ME: It’s an organism that can memorize, learn and transmit even though it has only one cell and no nervous system. It’s crazy to imagine what a single-celled organism is capable of and therefore what can happen inside our own body with millions of cells, as well as in all living beings around us. Also, I’m particularly interested in slime mold because it has 720 different sex types. The slime mold opens its membrane or not depending on the individual with which it comes into contact, and it can open it to 720 different sexual types. So beyond these scientific representations, there is this idea of ​​sexuality, of dynamics, of energies that run through my work a little. This idea of ​​symbiosis in nature, of incessant interactions, comes from studies carried out in the 1990s, such as with the book by Lynn Margulis The bacterial universe [“The Bacterial Universe”]. Today, his research has become more mainstream and has allowed us to design a cultural and political world that is not binary.

LG: In your practice, you often take tiny things, such as fungi, plants, insects, etc., and include them in a larger system.

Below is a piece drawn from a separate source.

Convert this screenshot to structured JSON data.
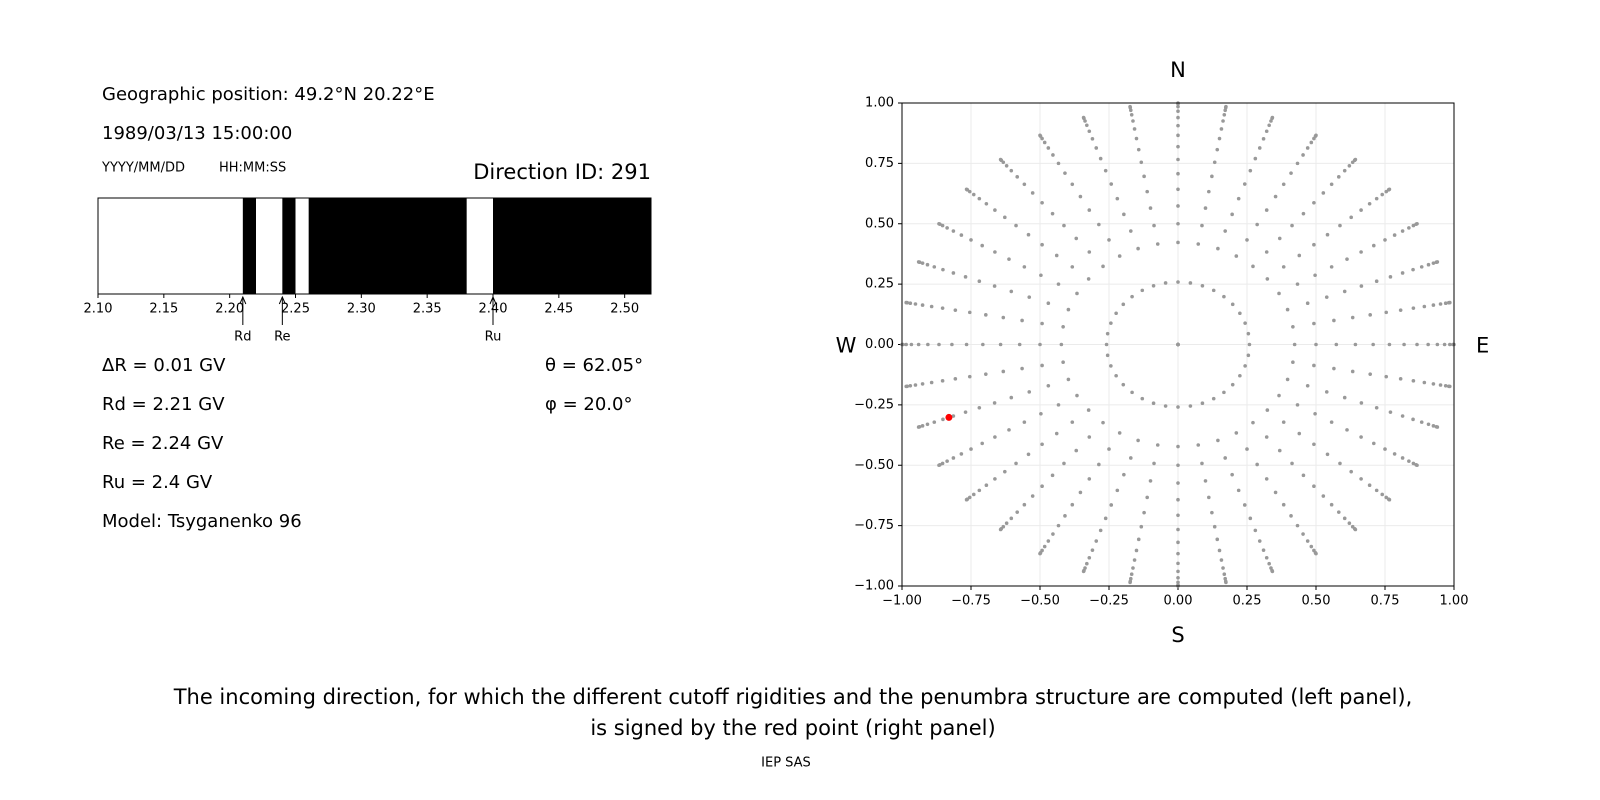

i: It’s true. I have an attentive relationship with small phenomena and then I try to explore these phenomena as much as possible to make room for certain events that will become larger. Working on large formats allows this immersive sensory experience. This almost mental idea of ​​the inside of the body, and how something can suddenly exteriorize to become something else.

LG: So that the immersion takes place in a space that remains open to surprises?

ME: Yes, in my work there is a somewhat murky moment where the objects are not fully defined as sculpture, painting or installation. In the next exhibition in March at the Chantal Crousel gallery, I plan to show these elements, which you call Polochon and I call Boudin (I don’t really know how to name these pieces), on the wall like paintings folded in on themselves, which can then fold and unfold again.

LG: Perhaps you’re offering a new type of adventure for the duffel, with this volume so closely associated with the body?

i: Yes, I hope so! When I started these pieces, I didn’t know where I was going with that. At first there was liquid inside, sometimes clothes, personal items, things that I don’t even remember putting in there. I often use flowers that have a power of pigmentation like Clitoria or Gardenia… The plants will make sap, color the inside of the fabric membranes until everything comes together like a corkscrew. inside those sort of ambiguous wrappers that can twist and look like they’re still damp. It’s like, like in a fantasy movie, a weird new being is going to come out. Another idea that can also frighten us is the notion of skin as a border, which can contain unnameable things. I like objects that create doubt. In reality, they are quite stable, but going through a moment of liquidity generates this lively and vibrant feeling. The work plays on this aspect to push the notion of deconstruction even further and stop trying to categorize everything, to reinvent new bodies that are not simple social constructions. The materials I use defy convention, especially conventions that classify certain materials as “feminine”, which an artist must then justify as they must constantly do with regard to their specific culture. To make art is to redefine all of that. In any case, art is where I feel most free. I like the idea of ​​metamorphosis, knowing that everything can be transformed in the studio. I throw a lot of things, and then I can pick them up again. I always cut out old pieces. There is a moment of fury in the studio when I produce art, where all the pieces communicate with each other and get a little out of control. But during the exhibition, there is a moment of softness, calm, even comfort, where the pieces remain more or less in their place. Each object will then play its role of seduction, of merchandise, while remaining ambiguous and dissident.